Our collaboration with academia, as well as small and large biotech companies, to research the potential immuno-oncology and non-immuno-oncology combinations, helps achieve our goal of providing new treatment options in clinical practice. At Bristol-Myers Squibb, we are committed to changing survival expectations in hard-to-treat cancers and the way patients live with cancer.

About Opdivo

Cancer cells may exploit “regulatory” pathways, such as checkpoint pathways, to hide from the immune system and shield the tumor from immune attack. Opdivo is a PD-1 immune checkpoint inhibitor that binds to the checkpoint receptor PD-1 expressed on activated T-cells, and blocks the binding of PD-L1 and PD-L2, preventing the PD-1 pathway’s suppressive signaling on the immune system, including the interference with an anti-tumor immune response.

Opdivo’s broad global development program is based on Bristol-Myers Squibb’s understanding of the biology behind immuno-oncology. Our company is at the forefront of researching the potential of immuno-oncology to extend survival in hard-to-treat cancers. This scientific expertise serves as the basis for the Opdivo development program, which includes a broad range of Phase 3 clinical trials evaluating overall survival as the primary endpoint across a variety of tumor types.
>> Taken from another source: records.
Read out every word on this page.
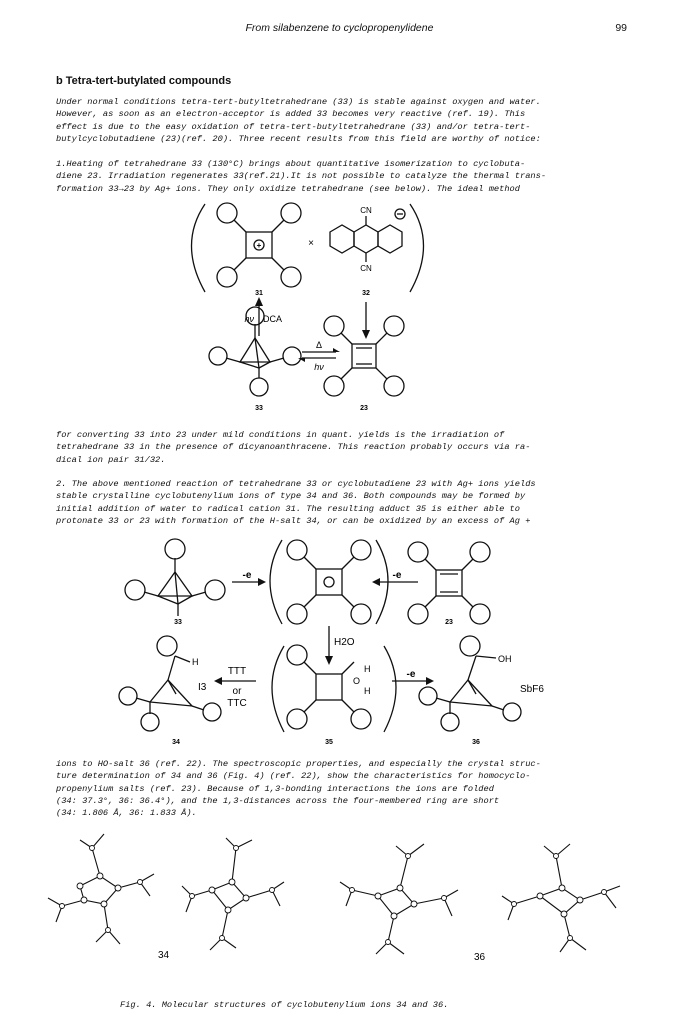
From silabenzene to cyclopropenylidene	99
b Tetra-tert-butylated compounds
Under normal conditions tetra-tert-butyltetrahedrane (33) is stable against oxygen and water.
However, as soon as an electron-acceptor is added 33 becomes very reactive (ref. 19). This
effect is due to the easy oxidation of tetra-tert-butyltetrahedrane (33) and/or tetra-tert-
butylcyclobutadiene (23)(ref. 20). Three recent results from this field are worthy of notice:
1.Heating of tetrahedrane 33 (130°C) brings about quantitative isomerization to cyclobuta-
diene 23. Irradiation regenerates 33(ref.21).It is not possible to catalyze the thermal trans-
formation 33→23 by Ag+ ions. They only oxidize tetrahedrane (see below). The ideal method
+
31	32
×
CN
CN
hν DCA
Δ
hν
33	23
for converting 33 into 23 under mild conditions in quant. yields is the irradiation of
tetrahedrane 33 in the presence of dicyanoanthracene. This reaction probably occurs via ra-
dical ion pair 31/32.
2. The above mentioned reaction of tetrahedrane 33 or cyclobutadiene 23 with Ag+ ions yields
stable crystalline cyclobutenylium ions of type 34 and 36. Both compounds may be formed by
initial addition of water to radical cation 31. The resulting adduct 35 is either able to
protonate 33 or 23 with formation of the H-salt 34, or can be oxidized by an excess of Ag +
-e	-e
-e
33	23
H2O
I3
TTT
or
TTC
H
O
H
H
OH
SbF6
34	35	36
ions to HO-salt 36 (ref. 22). The spectroscopic properties, and especially the crystal struc-
ture determination of 34 and 36 (Fig. 4) (ref. 22), show the characteristics for homocyclo-
propenylium salts (ref. 23). Because of 1,3-bonding interactions the ions are folded
(34: 37.3°, 36: 36.4°), and the 1,3-distances across the four-membered ring are short
(34: 1.806 Å, 36: 1.833 Å).
34	36
Fig. 4. Molecular structures of cyclobutenylium ions 34 and 36.
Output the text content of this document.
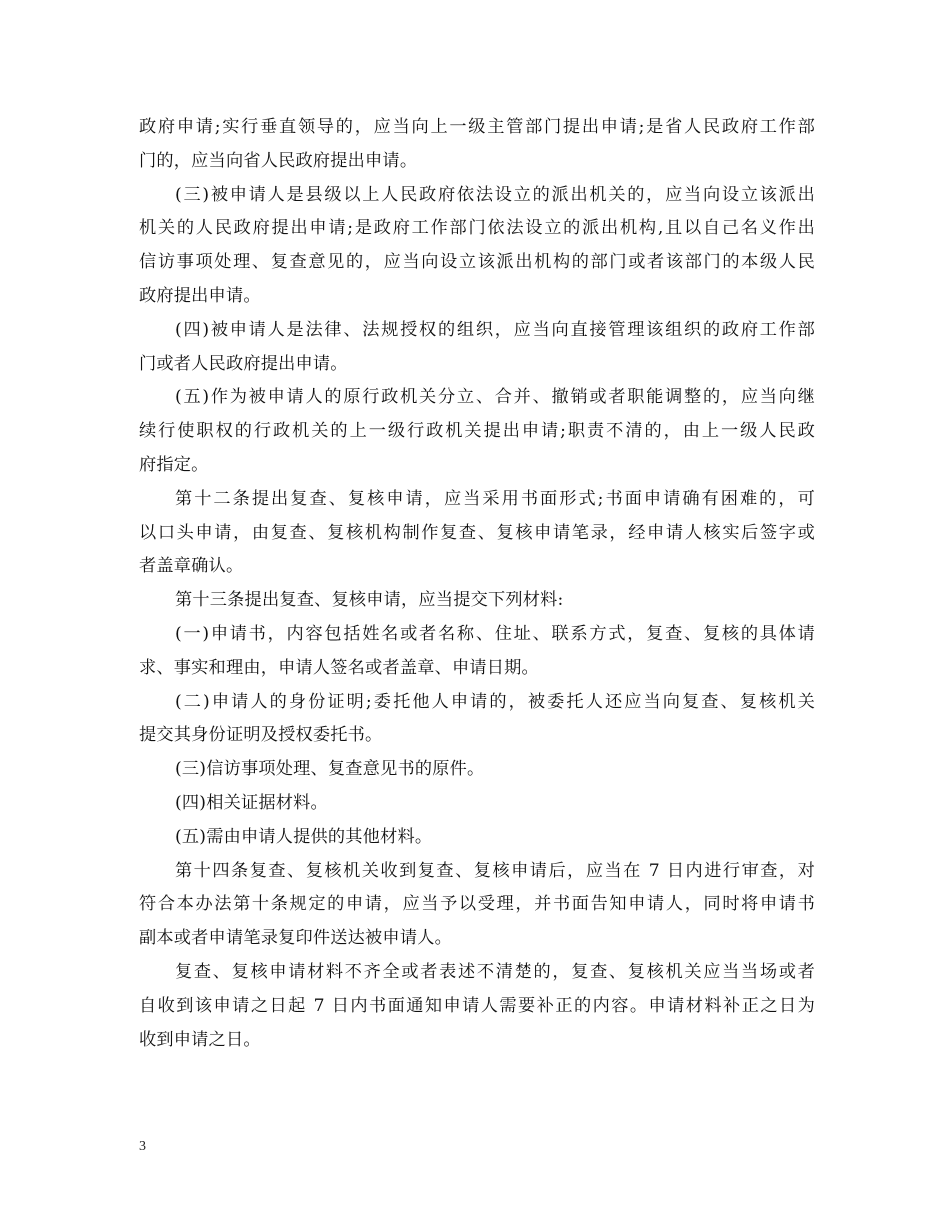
政府申请;实行垂直领导的，应当向上一级主管部门提出申请;是省人民政府工作部
门的，应当向省人民政府提出申请。
(三)被申请人是县级以上人民政府依法设立的派出机关的，应当向设立该派出
机关的人民政府提出申请;是政府工作部门依法设立的派出机构,且以自己名义作出
信访事项处理、复查意见的，应当向设立该派出机构的部门或者该部门的本级人民
政府提出申请。
(四)被申请人是法律、法规授权的组织，应当向直接管理该组织的政府工作部
门或者人民政府提出申请。
(五)作为被申请人的原行政机关分立、合并、撤销或者职能调整的，应当向继
续行使职权的行政机关的上一级行政机关提出申请;职责不清的，由上一级人民政
府指定。
第十二条提出复查、复核申请，应当采用书面形式;书面申请确有困难的，可
以口头申请，由复查、复核机构制作复查、复核申请笔录，经申请人核实后签字或
者盖章确认。
第十三条提出复查、复核申请，应当提交下列材料:
(一)申请书，内容包括姓名或者名称、住址、联系方式，复查、复核的具体请
求、事实和理由，申请人签名或者盖章、申请日期。
(二)申请人的身份证明;委托他人申请的，被委托人还应当向复查、复核机关
提交其身份证明及授权委托书。
(三)信访事项处理、复查意见书的原件。
(四)相关证据材料。
(五)需由申请人提供的其他材料。
第十四条复查、复核机关收到复查、复核申请后，应当在 7 日内进行审查，对
符合本办法第十条规定的申请，应当予以受理，并书面告知申请人，同时将申请书
副本或者申请笔录复印件送达被申请人。
复查、复核申请材料不齐全或者表述不清楚的，复查、复核机关应当当场或者
自收到该申请之日起 7 日内书面通知申请人需要补正的内容。申请材料补正之日为
收到申请之日。
3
The Opdivo trials have also contributed toward the clinical and scientific understanding of the role of biomarkers and how patients may benefit from Opdivo across the continuum of PD-L1 expression. To date, the Opdivo clinical development program has enrolled more than 18,000 patients. Opdivo was the first PD-1 immune checkpoint inhibitor to receive regulatory approval anywhere in the world in July 2014, and currently has regulatory approval in 50 countries including the United States, Japan, and in the European Union.